How Republicans Prevented Thousands of Wisconsin Students From Voting
June 06, 2012, 4:00am

By Scott Keyes, ThinkProgress

Voter ID will not be in effect for today’s recall vote in Wisconsin, but that won’t stop last year’s anti-voter bill from disenfranchising thousands of students across the state.

A year ago, Wisconsin Republicans pushed through Assembly Bill 7, which enacted one of the worst forms of voter ID in the nation.

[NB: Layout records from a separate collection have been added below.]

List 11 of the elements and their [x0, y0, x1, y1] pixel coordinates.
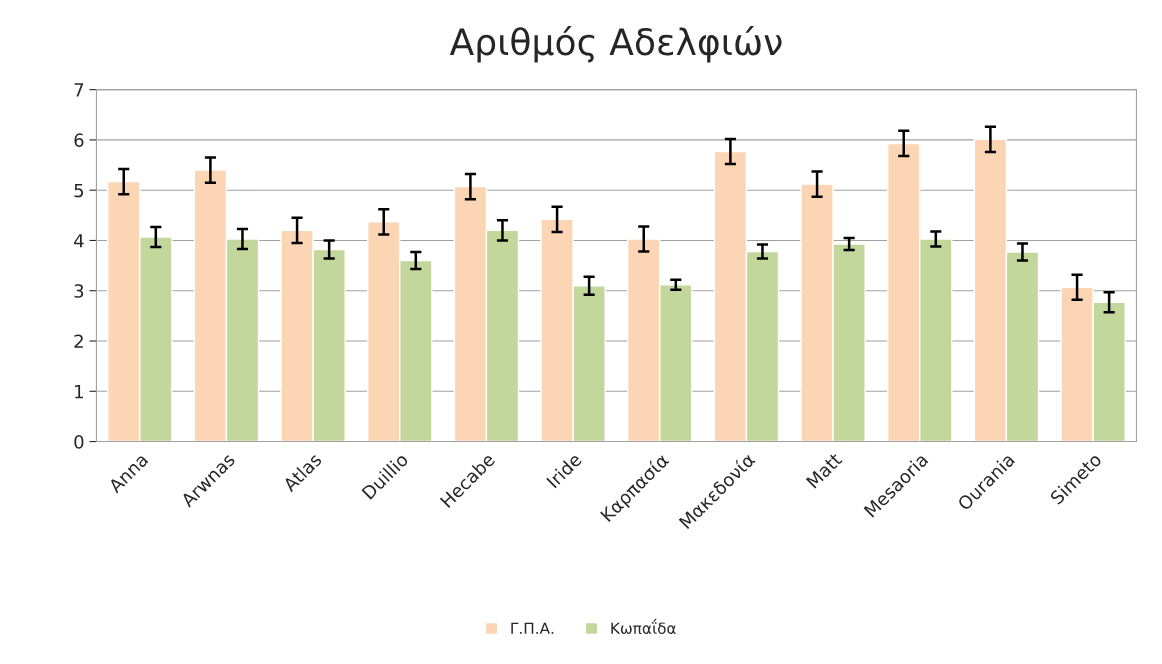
y-tick-label: 6 — [74, 133, 84, 148]
y-tick-label: 3 — [74, 284, 84, 298]
y-tick-label: 0 — [74, 435, 84, 449]
legend-label: Γ.Π.Α. — [511, 622, 554, 634]
legend-label: Κωπαΐδα — [611, 618, 676, 635]
chart-title: Αριθμός Αδελφιών — [449, 26, 782, 63]
y-tick-label: 7 — [74, 83, 84, 97]
y-tick-label: 2 — [74, 334, 83, 348]
y-tick-label: 1 — [75, 384, 83, 399]
y-tick-label: 5 — [74, 183, 84, 198]
y-tick-label: 4 — [74, 234, 84, 248]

Since then, two state judges have blocked voter ID from taking effect because the Wisconsin state Constitution guarantees that “every United States citizen age 18 or older who is a resident of an election district in this state is a qualified elector of that district,” regardless of whether or not they have an ID.

However, a little-noticed provision in AB 7 will likely prevent thousands of college students from voting in today’s recall election.

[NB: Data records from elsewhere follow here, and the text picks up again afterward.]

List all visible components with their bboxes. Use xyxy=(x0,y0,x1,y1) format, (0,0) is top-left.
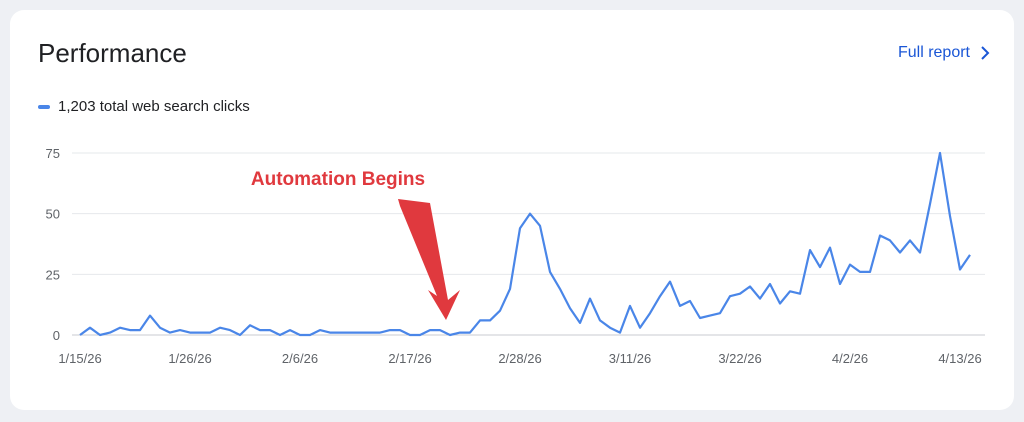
full-report-label: Full report xyxy=(897,44,970,61)
x-tick-label: 3/22/26 xyxy=(718,351,761,366)
annotation-label: Automation Begins xyxy=(251,169,425,190)
x-tick-label: 1/15/26 xyxy=(58,351,101,366)
legend-swatch xyxy=(38,104,50,109)
x-tick-label: 2/28/26 xyxy=(498,351,541,366)
x-tick-label: 3/11/26 xyxy=(609,351,651,366)
legend-label: 1,203 total web search clicks xyxy=(58,98,250,115)
card-title: Performance xyxy=(38,38,187,68)
y-tick-label: 75 xyxy=(46,146,60,161)
full-report-link[interactable]: Full report xyxy=(898,44,990,62)
x-tick-label: 4/2/26 xyxy=(832,351,868,366)
series-line xyxy=(79,151,971,337)
chart-legend: 1,203 total web search clicks xyxy=(38,98,250,115)
annotation-arrow xyxy=(398,199,460,320)
performance-card: Performance Full report 1,203 total web … xyxy=(10,10,1014,410)
x-tick-label: 2/17/26 xyxy=(388,351,431,366)
y-tick-label: 0 xyxy=(53,328,60,343)
x-tick-label: 2/6/26 xyxy=(282,351,318,366)
chevron-right-icon xyxy=(980,46,990,60)
y-tick-label: 50 xyxy=(46,207,60,222)
x-tick-label: 4/13/26 xyxy=(938,351,981,366)
x-tick-label: 1/26/26 xyxy=(168,351,211,366)
y-tick-label: 25 xyxy=(46,267,60,282)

Section 12 of the new law increases the time period a citizen must live in one location in order to register there from 10 days to 28 days. Though seemingly innocuous, the problem is that the five largest colleges in Wisconsin – University of Wisconsin-Madison (40,000 students), University of Wisconsin-Milwaukee (27,500 students), Marquette University (11,500 students), University of Wisconsin-Oshkosh (11,500 students), and University of Wisconsin-Whitewater (11,000 students) – all had their graduations either the weekend of May 12 or the weekend of May 19, 24 days and 17 days ago, respectively.

Therefore, any student at these schools who registered to vote at school but is now home for the summer will not be permitted to update their registration at their parents’ house because they will have been home for less than 28 days. Under the old law, a student not on campus for the summer would have been permitted to update her registration at the polls and vote because she will have been home (or elsewhere off-campus) for more than 10 days.

As a result, thousands of Wisconsin students will likely be barred from taking part in today’s recall vote.

Wisconsin Secretary of State Doug LaFollette worried about the impact it could have on turnout. “It will really have a negative impact among college students,” LaFollette told ThinkProgress.